Setia dalam Perkara Kecil

LukasSetia dalam Perkara Kecil

Ayat Firman

Lukas 16:10-13

Barangsiapa setia dalam perkara-perkara kecil, ia setia juga dalam perkara-perkara besar. Dan barangsiapa tidak benar dalam perkara-perkara kecil, ia tidak benar juga dalam perkara-perkara besar.

Konteks

Tuhan Yesus mengajarkan sebuah prinsip rohani yang mendalam: kesetiaan diuji bukan terutama dalam perkara besar, melainkan dalam perkara kecil. Cara seseorang menangani Mamon yang tidak jujur, yakni harta duniawi yang fana,.

Renungan

Tuhan Yesus mengajarkan sebuah prinsip rohani yang mendalam: kesetiaan diuji bukan terutama dalam perkara besar, melainkan dalam perkara kecil. Cara seseorang menangani Mamon yang tidak jujur, yakni harta duniawi yang fana, menyingkapkan keadaan hatinya yang sebenarnya. Allah memberi kita harta materi sebagai ujian, untuk melihat apakah kita dapat dipercayai dengan harta rohani yang sejati. Penatalayanan atas hal-hal kecil di dunia ini menjadi cermin dari hati yang melayani Allah atau melayani diri sendiri.

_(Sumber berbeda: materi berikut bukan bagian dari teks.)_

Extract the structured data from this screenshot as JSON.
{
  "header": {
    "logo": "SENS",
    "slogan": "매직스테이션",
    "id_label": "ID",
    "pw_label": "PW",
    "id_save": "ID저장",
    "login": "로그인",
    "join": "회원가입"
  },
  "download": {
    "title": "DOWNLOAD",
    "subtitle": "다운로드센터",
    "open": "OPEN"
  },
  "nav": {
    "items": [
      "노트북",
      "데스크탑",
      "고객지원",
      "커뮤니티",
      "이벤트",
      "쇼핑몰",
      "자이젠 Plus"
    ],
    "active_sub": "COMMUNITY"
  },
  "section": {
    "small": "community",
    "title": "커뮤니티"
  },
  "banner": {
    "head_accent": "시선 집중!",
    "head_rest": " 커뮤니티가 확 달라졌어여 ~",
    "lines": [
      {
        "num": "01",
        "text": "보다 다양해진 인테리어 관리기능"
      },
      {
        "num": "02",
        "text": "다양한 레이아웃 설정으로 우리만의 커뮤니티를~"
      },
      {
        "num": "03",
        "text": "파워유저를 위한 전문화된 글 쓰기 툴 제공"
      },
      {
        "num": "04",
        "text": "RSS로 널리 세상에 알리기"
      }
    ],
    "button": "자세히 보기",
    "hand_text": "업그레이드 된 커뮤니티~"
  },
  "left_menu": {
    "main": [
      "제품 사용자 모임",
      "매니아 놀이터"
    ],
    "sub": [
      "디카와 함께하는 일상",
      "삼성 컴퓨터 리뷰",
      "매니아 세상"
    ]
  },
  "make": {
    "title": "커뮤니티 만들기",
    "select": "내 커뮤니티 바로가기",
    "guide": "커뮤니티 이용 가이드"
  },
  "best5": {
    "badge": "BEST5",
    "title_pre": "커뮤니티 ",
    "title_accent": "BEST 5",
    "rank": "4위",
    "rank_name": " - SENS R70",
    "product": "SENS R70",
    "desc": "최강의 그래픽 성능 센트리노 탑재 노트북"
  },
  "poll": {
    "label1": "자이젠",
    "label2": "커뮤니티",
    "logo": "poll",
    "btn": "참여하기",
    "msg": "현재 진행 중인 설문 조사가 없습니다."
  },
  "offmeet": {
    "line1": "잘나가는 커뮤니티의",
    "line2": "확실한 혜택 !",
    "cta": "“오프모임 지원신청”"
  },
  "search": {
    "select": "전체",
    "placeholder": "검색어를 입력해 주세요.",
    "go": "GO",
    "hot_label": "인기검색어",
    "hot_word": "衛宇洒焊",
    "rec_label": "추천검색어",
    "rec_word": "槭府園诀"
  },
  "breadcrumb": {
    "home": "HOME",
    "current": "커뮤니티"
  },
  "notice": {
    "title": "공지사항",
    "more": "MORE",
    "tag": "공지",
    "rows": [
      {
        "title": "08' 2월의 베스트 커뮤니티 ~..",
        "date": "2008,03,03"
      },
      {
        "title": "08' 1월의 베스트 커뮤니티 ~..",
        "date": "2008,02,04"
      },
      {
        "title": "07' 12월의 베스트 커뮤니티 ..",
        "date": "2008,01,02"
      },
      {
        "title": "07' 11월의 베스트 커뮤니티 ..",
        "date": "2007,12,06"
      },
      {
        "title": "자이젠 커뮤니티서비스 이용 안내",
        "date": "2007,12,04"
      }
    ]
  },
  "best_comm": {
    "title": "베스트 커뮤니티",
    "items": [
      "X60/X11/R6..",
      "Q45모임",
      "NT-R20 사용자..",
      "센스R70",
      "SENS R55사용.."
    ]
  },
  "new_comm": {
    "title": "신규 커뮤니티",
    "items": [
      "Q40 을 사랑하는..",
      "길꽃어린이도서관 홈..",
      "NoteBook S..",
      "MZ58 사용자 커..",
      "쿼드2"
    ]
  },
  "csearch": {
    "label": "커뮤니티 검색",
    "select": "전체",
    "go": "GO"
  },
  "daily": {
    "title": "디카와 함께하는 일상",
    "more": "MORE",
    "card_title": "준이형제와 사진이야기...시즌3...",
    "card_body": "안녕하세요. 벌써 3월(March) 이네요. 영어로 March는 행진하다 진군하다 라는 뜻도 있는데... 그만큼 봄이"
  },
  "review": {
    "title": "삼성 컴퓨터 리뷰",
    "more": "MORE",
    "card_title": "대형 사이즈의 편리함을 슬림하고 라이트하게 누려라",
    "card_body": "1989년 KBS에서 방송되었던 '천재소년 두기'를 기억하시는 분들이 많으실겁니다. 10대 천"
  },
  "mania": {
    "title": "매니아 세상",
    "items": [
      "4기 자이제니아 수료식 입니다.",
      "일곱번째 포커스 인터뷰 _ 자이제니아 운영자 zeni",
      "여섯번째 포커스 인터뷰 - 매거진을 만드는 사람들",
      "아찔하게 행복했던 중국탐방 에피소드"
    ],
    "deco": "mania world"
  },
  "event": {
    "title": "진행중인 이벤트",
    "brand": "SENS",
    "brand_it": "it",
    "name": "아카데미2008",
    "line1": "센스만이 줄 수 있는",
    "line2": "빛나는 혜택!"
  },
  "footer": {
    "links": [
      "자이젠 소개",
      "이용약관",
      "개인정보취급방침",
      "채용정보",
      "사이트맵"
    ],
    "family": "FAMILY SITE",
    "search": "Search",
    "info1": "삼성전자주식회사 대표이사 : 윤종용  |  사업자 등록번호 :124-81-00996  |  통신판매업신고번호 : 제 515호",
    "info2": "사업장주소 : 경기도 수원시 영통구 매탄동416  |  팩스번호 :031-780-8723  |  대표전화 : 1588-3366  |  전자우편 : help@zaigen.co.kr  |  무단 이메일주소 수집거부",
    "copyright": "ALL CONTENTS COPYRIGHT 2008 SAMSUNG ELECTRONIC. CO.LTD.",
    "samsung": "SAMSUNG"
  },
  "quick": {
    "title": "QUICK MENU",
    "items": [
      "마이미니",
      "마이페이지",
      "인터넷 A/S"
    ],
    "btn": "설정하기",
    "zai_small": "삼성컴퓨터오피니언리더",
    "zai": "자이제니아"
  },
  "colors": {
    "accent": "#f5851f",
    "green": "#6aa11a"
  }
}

Di puncak pengajaran ini berdiri pernyataan yang radikal: "Tidak seorang hambapun dapat mengabdi kepada dua tuan. Kamu tidak dapat mengabdi kepada Allah dan kepada Mamon." Perhatikanlah, ini bukan soal keseimbangan, melainkan soal kepemilikan hati yang mutlak. Allah menuntut takhta hati seutuhnya. Reformed iman menegaskan kedaulatan Allah atas seluruh hidup, termasuk dompet kita. Tidak ada wilayah netral; setiap keping uang dan setiap menit waktu adalah milik Tuhan dan harus dikelola untuk kemuliaan-Nya. Kesetiaan dalam perkara kecil adalah penyembahan yang nyata.

Namun jangan jatuh ke dalam moralisme yang berkata: "Setialah dalam perkara kecil supaya kau layak menerima yang besar dari Allah." Kesetiaan bukanlah harga untuk membeli berkat. Justru kesetiaan kita mengalir dari hati yang telah ditebus dan dimerdekakan dari perbudakan Mamon oleh Kristus. Kita setia karena kita telah menjadi milik Tuan yang sejati, bukan agar kita memperoleh upah. Keluarga, latihlah kesetiaan dalam hal-hal sederhana: menepati janji, mengerjakan tugas kecil dengan tekun, mengelola uang saku dengan jujur. Dalam perkara kecil itu, anak-anak belajar menyembah Allah, bukan Mamon.

Pokok Doa

  1. 1Tuhan, Engkau memiliki seluruh hidup kami.
  2. 2Ampunilah kami yang sering membagi hati antara Engkau dan harta dunia.
  3. 3Merdekakanlah kami dari perbudakan Mamon, dan jadikanlah kami penatalayan yang setia bahkan dalam perkara kecil.
  4. 4Engkaulah satu-satunya Tuan kami.